Qué son las restricciones técnicas (y por qué encarecen la factura)
Las restricciones técnicas son ajustes que realiza el operador del sistema para garantizar que la red funcione de forma segura.
En la práctica, implican:
Activar centrales más caras (como ciclos combinados de gas)
Reducir o desconectar generación renovable (vertidos)
Reconfigurar flujos eléctricos en la red (Arsem)
Esto tiene un efecto directo:
👉 Se sustituye energía barata por energía más cara para mantener la estabilidad
👉 Y ese coste se traslada al sistema (y, en parte, al consumidor)
De hecho, tras el apagón de 2025, la operación reforzada del sistema ha incrementado notablemente estos costes, con estimaciones superiores a 1.100 millones de euros solo en medidas de seguridad adicionales. (Cinco Días)
El diagnóstico real: falta flexibilidad
Un análisis riguroso lleva a una conclusión clara:
Hoy el sistema eléctrico español tiene tres limitaciones clave:
Demanda poco flexible
Red limitada en ciertos nodos
Escasez de almacenamiento energético
Y esta última es crítica.
Aquí es donde entra el almacenamiento (BESS)
¿Por qué?
Porque atacan directamente el problema de raíz:
1. Absorben excedentes renovables
Cuando hay sobreproducción (y precios bajos), el BESS almacena energía en lugar de desperdiciarla.

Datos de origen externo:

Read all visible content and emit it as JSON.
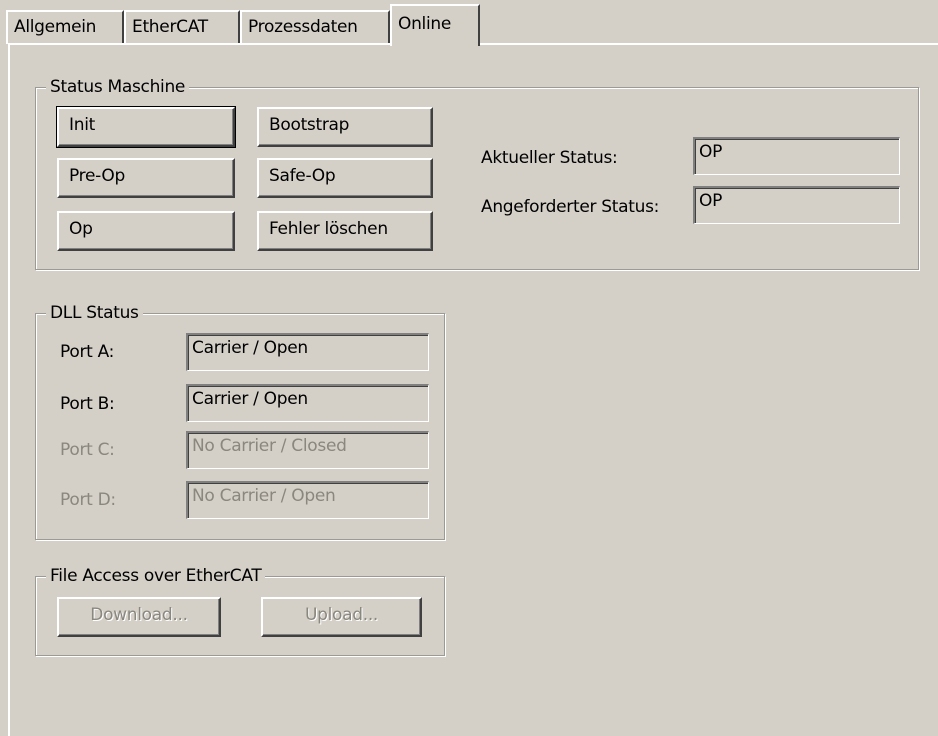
{
  "tabs": [
    {
      "label": "Allgemein",
      "active": false
    },
    {
      "label": "EtherCAT",
      "active": false
    },
    {
      "label": "Prozessdaten",
      "active": false
    },
    {
      "label": "Online",
      "active": true
    }
  ],
  "status_machine": {
    "title": "Status Maschine",
    "buttons": {
      "init": "Init",
      "bootstrap": "Bootstrap",
      "pre_op": "Pre-Op",
      "safe_op": "Safe-Op",
      "op": "Op",
      "clear_errors": "Fehler löschen"
    },
    "current_status_label": "Aktueller Status:",
    "current_status_value": "OP",
    "requested_status_label": "Angeforderter Status:",
    "requested_status_value": "OP"
  },
  "dll_status": {
    "title": "DLL Status",
    "ports": [
      {
        "label": "Port A:",
        "value": "Carrier / Open",
        "enabled": true
      },
      {
        "label": "Port B:",
        "value": "Carrier / Open",
        "enabled": true
      },
      {
        "label": "Port C:",
        "value": "No Carrier / Closed",
        "enabled": false
      },
      {
        "label": "Port D:",
        "value": "No Carrier / Open",
        "enabled": false
      }
    ]
  },
  "file_access": {
    "title": "File Access over EtherCAT",
    "download_label": "Download...",
    "upload_label": "Upload..."
  },
  "colors": {
    "background": "#d4d0c8",
    "disabled_text": "#8a877f"
  }
}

2. Devuelven energía cuando el sistema lo necesita
Reduciendo la necesidad de activar generación cara.
3. Reducen restricciones técnicas
Menos vertidos, menos intervención del operador, menos costes sistémicos.
4. Aportan estabilidad y servicios de red
Frecuencia, tensión, reserva… justo lo que hoy obligan a cubrir tecnologías fósiles.
Del coste al valor: el cambio de paradigma
El sistema eléctrico está pasando de un modelo basado en generación a uno basado en flexibilidad.
En este nuevo contexto:
La energía ya no es el recurso escaso
Lo escaso es la capacidad de gestionarla en el tiempo
Ahí es donde el almacenamiento genera valor económico real:
Reduce costes de ajuste
Mejora la eficiencia del sistema
Maximiza el aprovechamiento de renovables
La oportunidad para empresas y autoconsumo
Integrar almacenamiento permite:
Evitar vertidos en instalaciones fotovoltaicas
Optimizar autoconsumo
Reducir exposición a precios volátiles
Participar en nuevos mercados energéticos
SolaX: almacenamiento listo para el nuevo sistema energético
En este nuevo escenario, el almacenamiento deja de ser opcional.
Se convierte en una decisión estratégica.
Las soluciones BESS de SolaX están diseñadas precisamente para este entorno:
Integración nativa con fotovoltaica
Gestión inteligente de energía
Escalabilidad para residencial, C&I y utility
Preparadas para mercados eléctricos en evolución
Conclusión
El aumento de los costes por restricciones técnicas no es un fallo de la transición energética.
Es una señal.
👉 El sistema está evolucionando más rápido en generación que en flexibilidad.
👉 Y eso abre una oportunidad clara.
Y cuanto antes se integre esa ecuación, antes se capturará su valor.